Static Pods are manifests read directly from a node filesystem by kubelet, usually from /etc/kubernetes/manifests. The API server sees mirror Pods, but no workload controller owns them. They are commonly used by kubeadm for control-plane components.

sudo ls /etc/kubernetes/manifests
kubectl get pods -n kube-system -o wide
kubectl describe pod -n kube-system kube-apiserver-control-plane-1

Tradeoffs:

Benefit	Cost
Kubelet can run critical components before higher-level controllers exist	Updates are node-file operations, not Deployment rollouts.
Works even when the scheduler is unavailable	Static Pods cannot use ServiceAccounts, ConfigMaps, Secrets, or dynamic admission like normal Pods.
Simple bootstrap mechanism	Operational drift can happen if node files are managed inconsistently.

Avoid static Pods for application workloads. Use them only when node-local bootstrap or control-plane self-hosting requires kubelet-level ownership.

Workload identity considerations

A Pod's identity is primarily its ServiceAccount plus projected tokens, labels, namespace, and network identity.
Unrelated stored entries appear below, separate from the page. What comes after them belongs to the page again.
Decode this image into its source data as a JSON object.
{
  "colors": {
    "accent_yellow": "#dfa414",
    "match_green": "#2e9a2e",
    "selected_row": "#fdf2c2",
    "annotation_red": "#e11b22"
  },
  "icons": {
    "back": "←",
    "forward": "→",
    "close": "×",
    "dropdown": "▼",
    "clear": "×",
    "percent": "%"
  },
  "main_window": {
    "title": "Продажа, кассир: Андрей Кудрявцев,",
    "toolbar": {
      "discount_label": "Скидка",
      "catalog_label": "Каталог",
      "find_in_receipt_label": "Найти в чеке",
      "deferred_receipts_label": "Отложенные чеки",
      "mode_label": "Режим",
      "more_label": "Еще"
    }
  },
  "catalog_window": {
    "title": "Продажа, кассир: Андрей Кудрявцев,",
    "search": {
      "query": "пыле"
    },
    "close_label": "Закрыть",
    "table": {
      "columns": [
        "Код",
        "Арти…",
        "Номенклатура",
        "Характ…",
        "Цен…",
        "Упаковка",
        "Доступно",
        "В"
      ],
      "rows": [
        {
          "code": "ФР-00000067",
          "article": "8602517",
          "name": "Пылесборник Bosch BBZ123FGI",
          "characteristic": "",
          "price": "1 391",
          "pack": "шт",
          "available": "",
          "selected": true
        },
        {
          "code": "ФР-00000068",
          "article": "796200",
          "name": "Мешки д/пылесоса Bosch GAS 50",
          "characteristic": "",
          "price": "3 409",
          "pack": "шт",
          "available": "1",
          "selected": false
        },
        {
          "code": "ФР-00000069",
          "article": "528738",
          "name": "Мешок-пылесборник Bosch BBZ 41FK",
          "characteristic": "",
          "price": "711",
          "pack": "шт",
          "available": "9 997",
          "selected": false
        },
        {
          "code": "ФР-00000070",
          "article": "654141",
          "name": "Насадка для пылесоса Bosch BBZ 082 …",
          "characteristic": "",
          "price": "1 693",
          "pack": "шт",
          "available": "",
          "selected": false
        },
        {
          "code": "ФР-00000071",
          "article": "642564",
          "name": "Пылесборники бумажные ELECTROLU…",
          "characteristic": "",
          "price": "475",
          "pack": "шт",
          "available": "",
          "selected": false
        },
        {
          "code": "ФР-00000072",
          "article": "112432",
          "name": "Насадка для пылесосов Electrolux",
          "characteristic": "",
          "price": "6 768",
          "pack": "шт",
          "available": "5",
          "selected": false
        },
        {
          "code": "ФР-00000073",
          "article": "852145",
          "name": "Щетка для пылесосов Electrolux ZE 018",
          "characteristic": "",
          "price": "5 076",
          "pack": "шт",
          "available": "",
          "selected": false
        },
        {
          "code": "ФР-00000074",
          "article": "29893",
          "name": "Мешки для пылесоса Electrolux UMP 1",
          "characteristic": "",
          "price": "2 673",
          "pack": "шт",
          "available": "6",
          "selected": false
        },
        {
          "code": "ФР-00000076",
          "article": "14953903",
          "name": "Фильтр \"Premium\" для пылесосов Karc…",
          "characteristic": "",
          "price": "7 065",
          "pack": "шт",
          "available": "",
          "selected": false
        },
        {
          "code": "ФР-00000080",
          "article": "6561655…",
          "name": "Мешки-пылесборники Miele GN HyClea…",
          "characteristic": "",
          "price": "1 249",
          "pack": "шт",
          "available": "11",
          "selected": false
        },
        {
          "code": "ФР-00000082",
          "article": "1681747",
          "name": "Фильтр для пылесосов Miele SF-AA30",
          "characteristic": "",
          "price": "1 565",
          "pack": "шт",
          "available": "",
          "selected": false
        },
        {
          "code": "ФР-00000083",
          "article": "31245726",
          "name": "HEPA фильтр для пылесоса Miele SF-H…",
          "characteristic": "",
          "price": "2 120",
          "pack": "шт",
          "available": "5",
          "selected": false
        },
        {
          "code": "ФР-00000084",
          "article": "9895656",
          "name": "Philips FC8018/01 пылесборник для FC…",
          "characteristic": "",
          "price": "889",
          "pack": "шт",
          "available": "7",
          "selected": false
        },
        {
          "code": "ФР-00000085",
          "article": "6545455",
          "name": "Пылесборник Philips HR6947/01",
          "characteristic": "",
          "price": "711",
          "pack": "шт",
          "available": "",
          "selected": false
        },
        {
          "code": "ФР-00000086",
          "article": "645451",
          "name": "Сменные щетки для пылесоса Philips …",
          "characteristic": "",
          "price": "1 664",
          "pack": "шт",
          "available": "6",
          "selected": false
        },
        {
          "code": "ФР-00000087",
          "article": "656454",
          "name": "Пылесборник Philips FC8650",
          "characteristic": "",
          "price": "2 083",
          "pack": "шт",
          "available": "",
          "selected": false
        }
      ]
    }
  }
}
Treat identity as an explicit production design, not a default.

apiVersion: v1
kind: ServiceAccount
metadata:
  name: payments-api
  annotations:
    eks.amazonaws.com/role-arn: arn:aws:iam::123456789012:role/payments-api
---
apiVersion: apps/v1
kind: Deployment
metadata:
  name: payments-api
spec:
  selector:
    matchLabels:
      app.kubernetes.io/name: payments-api
  template:
    metadata:
      labels:
        app.kubernetes.io/name: payments-api
    spec:
      serviceAccountName: payments-api
      automountServiceAccountToken: true
      containers:
        - name: api
          image: ghcr.io/example/payments-api:2.8.1

Guidance:

Create one ServiceAccount per workload or trust boundary.
Disable token automount for workloads that never call the Kubernetes API.
Prefer projected, short-lived tokens over long-lived static credentials.
Scope RBAC to verbs and resources actually needed.
For cloud access, prefer provider workload identity integration over storing cloud keys in Secrets.
Treat sidecars and ephemeral containers as part of the same Pod trust boundary unless isolation is explicitly enforced.

Common mistakes

Mistake	Symptom	Correction
Running production apps as bare Pods	App disappears after delete or node failure	Use a controller from 03 Deployments ReplicaSets StatefulSets DaemonSets Jobs and CronJobs.
Liveness checks depend on databases	Transient database outage restarts every app replica	Move dependency checks to readiness or app logic.
No resource requests	Pods overpack nodes and autoscalers lack signal	Set CPU and memory requests as in 08 Scheduling Resources Requests Limits QoS and Autoscaling.
Sidecar has no request	Scheduler underestimates Pod footprint	Budget for every container, including native sidecars and agents.
PDB on a single replica with `minAvailable: 1`	Node drains block	Accept downtime, add replicas, or use maintenance-specific handling.
Readiness gate without controller	Pod never becomes Ready	Deploy and monitor the status-patching controller.
Overprivileged debug access	Debug shell becomes production escape path	Restrict ephemeral container RBAC and image policy.

Troubleshooting flow

Rendering diagram...

Commands:

kubectl get pod -n prod -o wide
kubectl describe pod -n prod <pod>
kubectl logs -n prod <pod> -c <container> --previous
kubectl get pod -n prod <pod> -o jsonpath='{.status.containerStatuses[*].state}'
kubectl get pod -n prod <pod> -o jsonpath='{.status.conditions}'
kubectl auth can-i get pods --as=system:serviceaccount:prod:payments-api -n prod

Review checklist

The Pod is owned by the right controller unless it is intentionally static or debug-only.
Every app, init, and sidecar container has resource requests and memory limits.
Liveness, readiness, and startup probes answer different questions.
Native sidecars use initContainers[*].restartPolicy: Always only when startup ordering matters.
The workload ServiceAccount is scoped, named, and reviewed.
PDB settings match replica count, availability target, and drain behavior.
Termination grace and preStop give the app time to stop receiving traffic and finish in-flight work.
Debug access through ephemeral containers is RBAC-controlled and audited.